Der Hamburger Musikproduzent Hans Peterson hatte vor nunmehr fast 10 Jahren den Rechtsstreit mit den Medienmogulen begonnen.

Damals verklagte er sowohl Youtube als auch Google als deren Alleingesellschafterin – aus gutem Grund: In großem Maße und aller Regelmäßigkeit werden auf der Plattform Videos der Öffentlichkeit zugänglich gemacht, ohne dass die Uploader entsprechende Lizenzen oder Berechtigungen innehaben – Urheberrechtsverletzungen zum Leidwesen der Rechteinhaber sind die Konsequenz.

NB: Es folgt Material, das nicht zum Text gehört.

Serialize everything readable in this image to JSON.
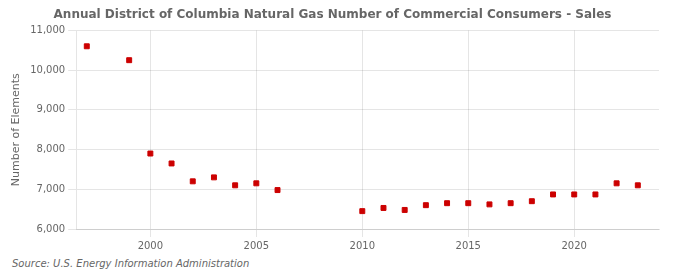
{
  "chart_data": {
    "type": "scatter",
    "title": "Annual District of Columbia Natural Gas Number of Commercial Consumers - Sales",
    "ylabel": "Number of Elements",
    "annotations": [
      "Source: U.S. Energy Information Administration"
    ],
    "x": [
      1997,
      1999,
      2000,
      2001,
      2002,
      2003,
      2004,
      2005,
      2006,
      2010,
      2011,
      2012,
      2013,
      2014,
      2015,
      2016,
      2017,
      2018,
      2019,
      2020,
      2021,
      2022,
      2023
    ],
    "values": [
      10600,
      10250,
      7900,
      7650,
      7200,
      7300,
      7100,
      7150,
      6980,
      6450,
      6530,
      6480,
      6600,
      6650,
      6650,
      6620,
      6650,
      6700,
      6870,
      6870,
      6870,
      7150,
      7100
    ],
    "color": "#cc0000",
    "marker": "square",
    "xlim": [
      1996.5,
      2024
    ],
    "xticks": [
      2000,
      2005,
      2010,
      2015,
      2020
    ],
    "ylim": [
      6000,
      11000
    ],
    "yticks": [
      {
        "value": 6000,
        "label": "6,000"
      },
      {
        "value": 7000,
        "label": "7,000"
      },
      {
        "value": 8000,
        "label": "8,000"
      },
      {
        "value": 9000,
        "label": "9,000"
      },
      {
        "value": 10000,
        "label": "10,000"
      },
      {
        "value": 11000,
        "label": "11,000"
      }
    ],
    "grid": true
  }
}
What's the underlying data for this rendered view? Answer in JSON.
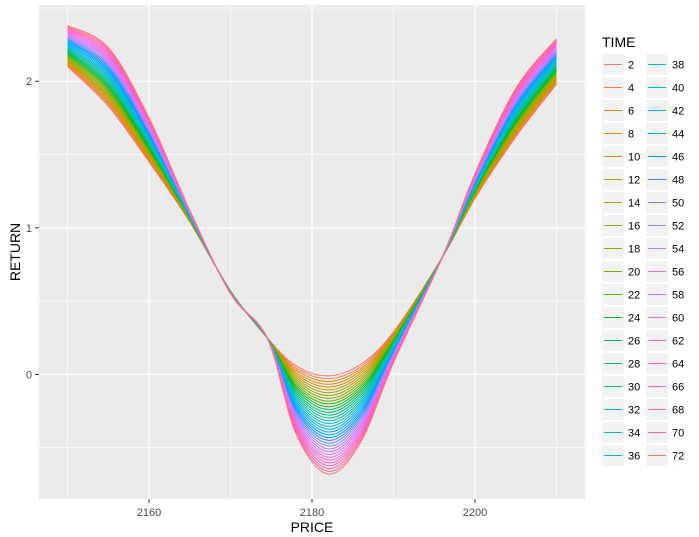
{
  "chart_data": {
    "type": "line",
    "title": "",
    "xlabel": "PRICE",
    "ylabel": "RETURN",
    "xlim": [
      2146.5,
      2213.5
    ],
    "ylim": [
      -0.85,
      2.52
    ],
    "x_ticks": [
      2160,
      2180,
      2200
    ],
    "x_tick_labels": [
      "2160",
      "2180",
      "2200"
    ],
    "y_ticks": [
      0,
      1,
      2
    ],
    "y_tick_labels": [
      "0",
      "1",
      "2"
    ],
    "grid": true,
    "legend_title": "TIME",
    "legend_position": "right",
    "x_range": [
      2150,
      2210
    ],
    "series_note_values": "Each series is a smooth curve over PRICE 2150–2210. Values estimated from the plot; curves interpolate between the two extreme series (TIME 2 and TIME 72).",
    "series": [
      {
        "name": "2",
        "color": "#F8766D"
      },
      {
        "name": "4",
        "color": "#F07F4F"
      },
      {
        "name": "6",
        "color": "#E7861B"
      },
      {
        "name": "8",
        "color": "#DB8E00"
      },
      {
        "name": "10",
        "color": "#CF9400"
      },
      {
        "name": "12",
        "color": "#C09B00"
      },
      {
        "name": "14",
        "color": "#B0A100"
      },
      {
        "name": "16",
        "color": "#9DA700"
      },
      {
        "name": "18",
        "color": "#86AC00"
      },
      {
        "name": "20",
        "color": "#6BB100"
      },
      {
        "name": "22",
        "color": "#45B500"
      },
      {
        "name": "24",
        "color": "#00B81F"
      },
      {
        "name": "26",
        "color": "#00BB4E"
      },
      {
        "name": "28",
        "color": "#00BE6C"
      },
      {
        "name": "30",
        "color": "#00C086"
      },
      {
        "name": "32",
        "color": "#00C19C"
      },
      {
        "name": "34",
        "color": "#00C0B2"
      },
      {
        "name": "36",
        "color": "#00BEC6"
      },
      {
        "name": "38",
        "color": "#00BAD8"
      },
      {
        "name": "40",
        "color": "#00B5E9"
      },
      {
        "name": "42",
        "color": "#00AEF6"
      },
      {
        "name": "44",
        "color": "#00A5FF"
      },
      {
        "name": "46",
        "color": "#009AFF"
      },
      {
        "name": "48",
        "color": "#2F8EFF"
      },
      {
        "name": "50",
        "color": "#6F8BFF"
      },
      {
        "name": "52",
        "color": "#9786FF"
      },
      {
        "name": "54",
        "color": "#B680FF"
      },
      {
        "name": "56",
        "color": "#CC79FF"
      },
      {
        "name": "58",
        "color": "#DF71F8"
      },
      {
        "name": "60",
        "color": "#ED68ED"
      },
      {
        "name": "62",
        "color": "#F763DF"
      },
      {
        "name": "64",
        "color": "#FC61CF"
      },
      {
        "name": "66",
        "color": "#FF62BC"
      },
      {
        "name": "68",
        "color": "#FF64A8"
      },
      {
        "name": "70",
        "color": "#FE6791"
      },
      {
        "name": "72",
        "color": "#F8767D"
      }
    ],
    "extreme_series_values": {
      "x": [
        2150,
        2155,
        2160,
        2165,
        2170,
        2174.5,
        2178,
        2182,
        2186,
        2190,
        2196,
        2200,
        2205,
        2210
      ],
      "time_2": [
        2.1,
        1.83,
        1.45,
        1.04,
        0.57,
        0.25,
        0.06,
        -0.01,
        0.07,
        0.29,
        0.8,
        1.2,
        1.62,
        1.98
      ],
      "time_72": [
        2.38,
        2.23,
        1.75,
        1.12,
        0.55,
        0.25,
        -0.4,
        -0.68,
        -0.46,
        0.08,
        0.8,
        1.37,
        1.95,
        2.29
      ]
    },
    "background": "#EBEBEB",
    "gridline_color": "#FFFFFF"
  }
}
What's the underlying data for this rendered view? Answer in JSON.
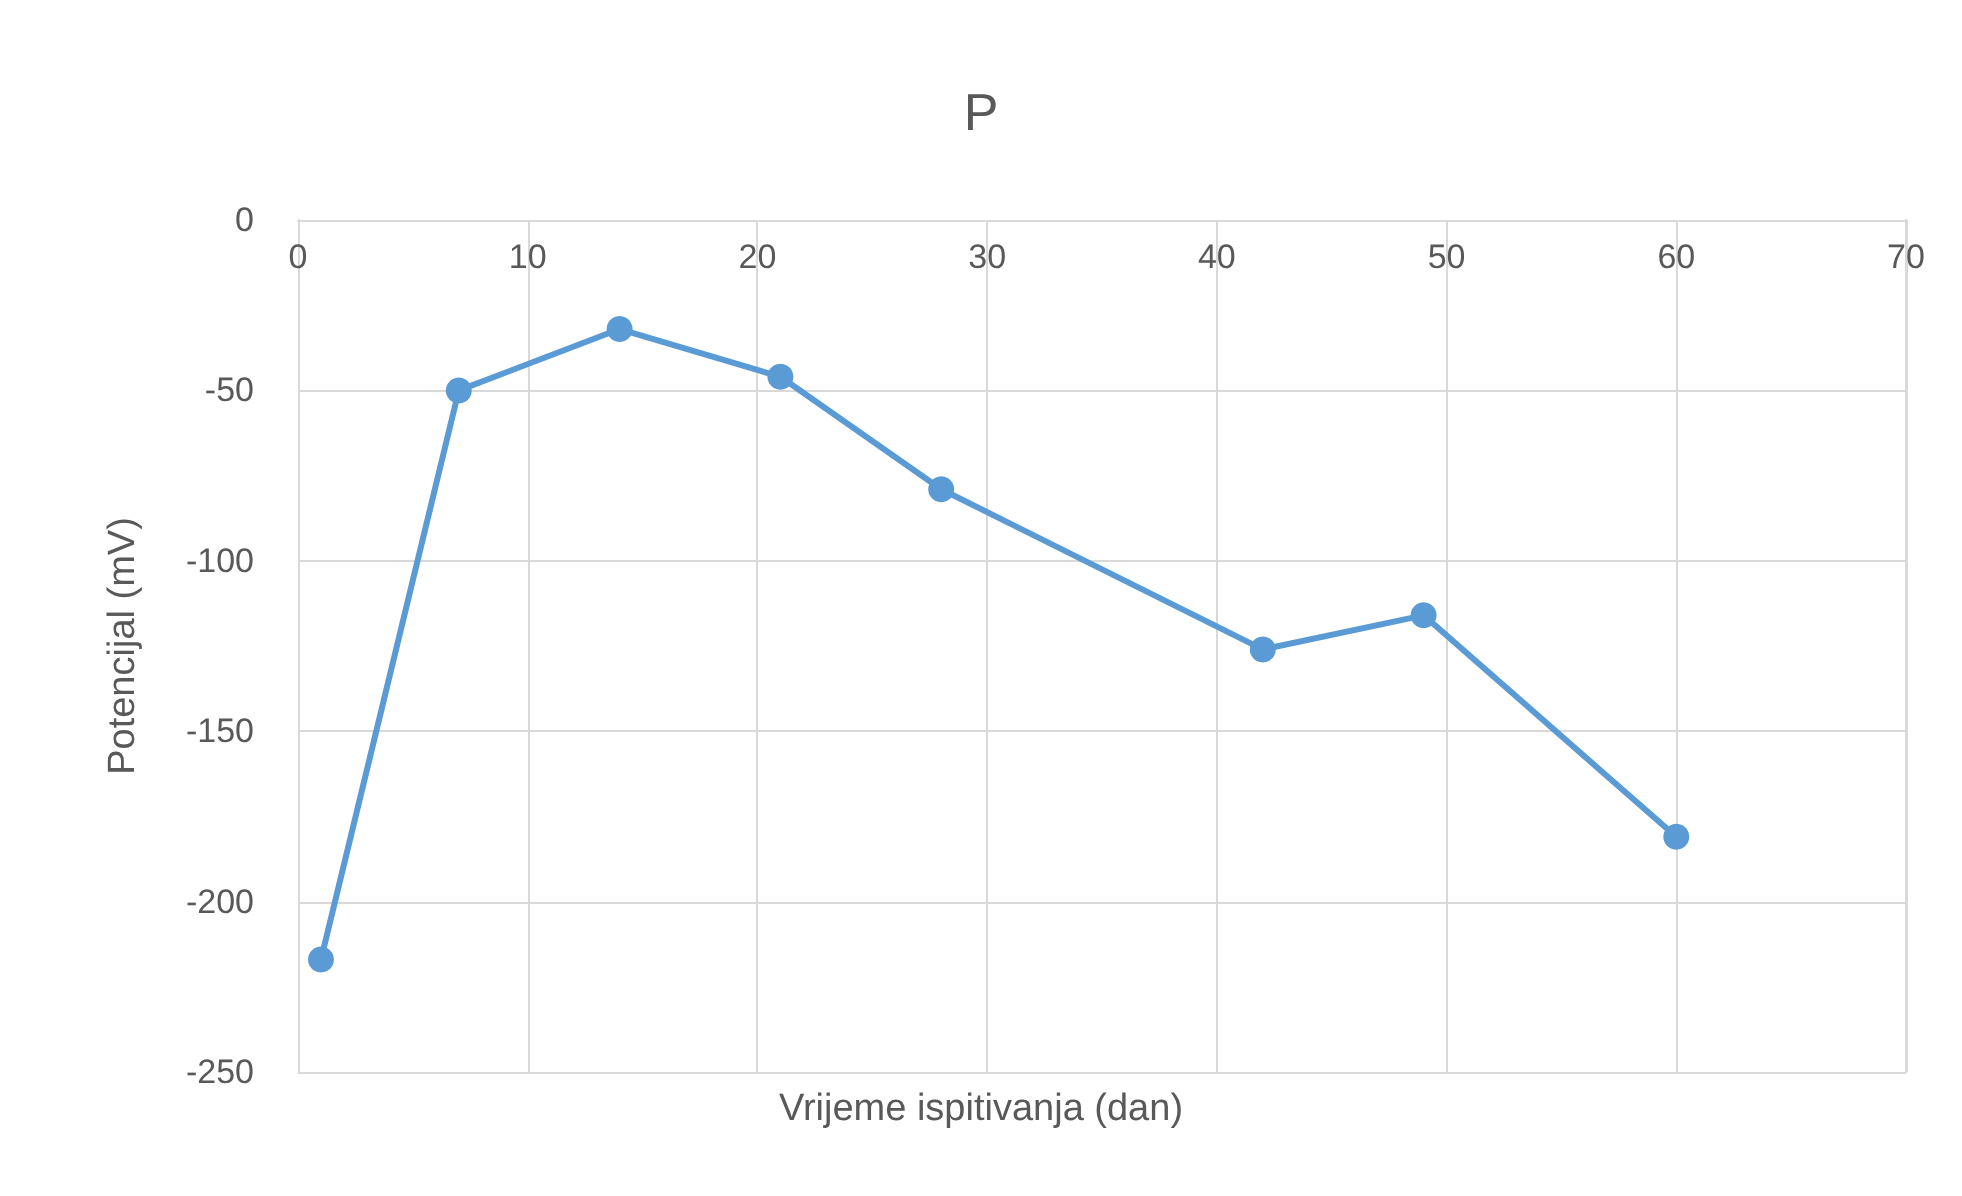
{
  "chart_data": {
    "type": "line",
    "title": "P",
    "xlabel": "Vrijeme ispitivanja (dan)",
    "ylabel": "Potencijal (mV)",
    "x": [
      1,
      7,
      14,
      21,
      28,
      42,
      49,
      60
    ],
    "series": [
      {
        "color": "#5b9bd5",
        "values": [
          -217,
          -50,
          -32,
          -46,
          -79,
          -126,
          -116,
          -181
        ]
      }
    ],
    "xlim": [
      0,
      70
    ],
    "xticks": [
      0,
      10,
      20,
      30,
      40,
      50,
      60,
      70
    ],
    "ylim": [
      -250,
      0
    ],
    "yticks": [
      -250,
      -200,
      -150,
      -100,
      -50,
      0
    ],
    "grid": true,
    "marker": "circle",
    "line_style": "solid"
  }
}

OLG Hamburg bejaht Störerhaftung von Youtube

Bereits im Juni 2015 hatte das OLG Hamburg über den Fall zu entscheiden (OLG Hamburg, 01.07.2015, Az. 5 U 87/12). Damals hatten die Richter den Betreiber jedoch weder als Täter oder Teilnehmer bei illegal veröffentlichten Videos auf der Plattform angesehen – auch habe sich Youtube die entsprechenden Inhalte nicht zu eigen gemacht, was beispielsweise im Falle von Werbeeinspielungen während der Videos der Fall gewesen wäre.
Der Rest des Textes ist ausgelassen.